This post is not about your boss growling at you. Another title could have been “whisper-driven development”. It’s about your code whispering its status to you.
To learn this newfangled kind of development, whip out an Apple computer, and start a project using Test-Driven Development. We use Rails, but you can use any platform you like. (You can use any computer you like, so long as you can find and configure a Growl-style program for it. See below.)
In Rails, use ZenTest’s autotest command, or write your own batch file, that triggers a test run each time you save any source files. I have one here; it’s a little more “generic” than ZenTest’s version. “Generic” is a programming euphemism for “scrappy - a fixer-upper”.

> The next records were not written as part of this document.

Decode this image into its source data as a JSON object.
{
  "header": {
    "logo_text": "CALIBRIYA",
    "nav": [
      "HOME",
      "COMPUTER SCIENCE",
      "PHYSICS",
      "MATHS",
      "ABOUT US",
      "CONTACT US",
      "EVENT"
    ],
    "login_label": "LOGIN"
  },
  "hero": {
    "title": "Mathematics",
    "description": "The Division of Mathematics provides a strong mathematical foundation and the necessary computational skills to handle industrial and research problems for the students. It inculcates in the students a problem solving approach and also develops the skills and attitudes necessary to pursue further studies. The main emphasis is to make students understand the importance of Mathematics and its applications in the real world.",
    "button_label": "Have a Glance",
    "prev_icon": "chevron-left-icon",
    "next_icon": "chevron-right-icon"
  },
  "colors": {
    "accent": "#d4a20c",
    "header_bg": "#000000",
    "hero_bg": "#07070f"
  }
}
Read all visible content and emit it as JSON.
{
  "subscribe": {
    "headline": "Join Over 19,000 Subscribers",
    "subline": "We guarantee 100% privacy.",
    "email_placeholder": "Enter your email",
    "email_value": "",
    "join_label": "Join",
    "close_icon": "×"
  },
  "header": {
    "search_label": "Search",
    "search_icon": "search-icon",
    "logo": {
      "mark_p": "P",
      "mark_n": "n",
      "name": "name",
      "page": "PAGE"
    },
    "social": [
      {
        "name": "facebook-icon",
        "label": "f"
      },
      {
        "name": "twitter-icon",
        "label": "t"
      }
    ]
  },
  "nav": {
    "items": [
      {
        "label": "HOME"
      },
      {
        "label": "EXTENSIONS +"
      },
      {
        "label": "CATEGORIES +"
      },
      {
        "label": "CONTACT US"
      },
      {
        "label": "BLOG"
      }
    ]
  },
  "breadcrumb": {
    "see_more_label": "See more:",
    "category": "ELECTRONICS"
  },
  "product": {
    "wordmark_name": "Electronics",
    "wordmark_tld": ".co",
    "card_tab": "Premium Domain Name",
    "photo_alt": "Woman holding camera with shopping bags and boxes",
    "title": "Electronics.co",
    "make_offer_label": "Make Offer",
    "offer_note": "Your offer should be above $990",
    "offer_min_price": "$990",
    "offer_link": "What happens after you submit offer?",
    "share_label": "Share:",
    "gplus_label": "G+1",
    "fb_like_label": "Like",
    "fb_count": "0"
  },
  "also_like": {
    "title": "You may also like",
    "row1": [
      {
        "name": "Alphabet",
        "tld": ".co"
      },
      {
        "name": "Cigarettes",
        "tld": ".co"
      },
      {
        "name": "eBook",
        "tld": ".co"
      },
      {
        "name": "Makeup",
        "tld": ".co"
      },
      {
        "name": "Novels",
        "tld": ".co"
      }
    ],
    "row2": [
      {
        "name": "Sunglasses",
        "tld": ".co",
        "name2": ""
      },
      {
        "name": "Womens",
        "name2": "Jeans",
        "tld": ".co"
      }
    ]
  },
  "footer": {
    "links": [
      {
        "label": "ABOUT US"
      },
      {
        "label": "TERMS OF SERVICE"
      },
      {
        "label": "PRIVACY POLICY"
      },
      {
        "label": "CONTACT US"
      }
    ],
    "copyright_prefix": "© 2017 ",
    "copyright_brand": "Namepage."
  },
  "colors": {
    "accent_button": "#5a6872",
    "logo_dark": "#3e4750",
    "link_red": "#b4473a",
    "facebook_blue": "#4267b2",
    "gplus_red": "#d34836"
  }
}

Now edit your tests and code, and each time you save your files, that batch file detects the new file times, and it calls the command you passed to it. The command runs all your tests, and prints their results to your console.
If you don’t want to even look at the test results, that’s where you use the Growl command to whisper your test results. Get Growl for MacOSX, and configure it like this:
- Start at Login
- Display Style: Speech
- Display Options -> Speech: Whisper
- Network -> Listen for incoming notifications
We develop on Rails from a shared account on a fast, remote, Linux server. So at the end of our shell script, we have this logic:
if anyFileChanged()
got = system(command)
effect = got ? 'yeah' : 'no'
system("growl -H 10.10.10.193 -m #{effect}")
end
And that’s all there is to it. The
command part is your command to run all your
tests. Maybe “rake test:recent“, for
Rails.
If the command succeeds, it returns
EXIT_SUCCESS to its caller, which is zero (0). All
test scripts should do that. So when the script detects that,
it sends a command to whisper “yeah”.
Using Whisper Driven Development, you type a little, you hit a button to save all files (we configured <F5>), and you keep typing. When you hear “yeah”, you know your last save contained good code - according to your tests! Any edits you make since then are questionable. So, like good TDD zealots, you start hitting the test button more often.
When you are stuck on a bug, you start to hear “no” a lot. (If you are stuck on a bug but you hear “yeah”, you need to upgrade your tests!)
Frequently hearing “no” is very annoying, even in a whisper. This is why we don’t get sophomoric with the Growl settings. We don’t set the voice to Hysterical, or Bubbles, or Deranged, or even Good News or Bad News. My spouse has one of those old cars that says “a door is ajar” when you try to get out, and that kind of thing wears thin very soon. Computers do not really have personalities, and pretending they do just causes friction. Has anyone seen Microsoft Office’s Clippit character around recently?
This is indeed why we didn’t go with “yes”. “Yeah” is more than laconic; it doesn’t have the high-pitched overtones and sense of urgency of the S sylable.
Just a smooth, subtle whisper, “yeah” or “no”, to keep your TDD humming.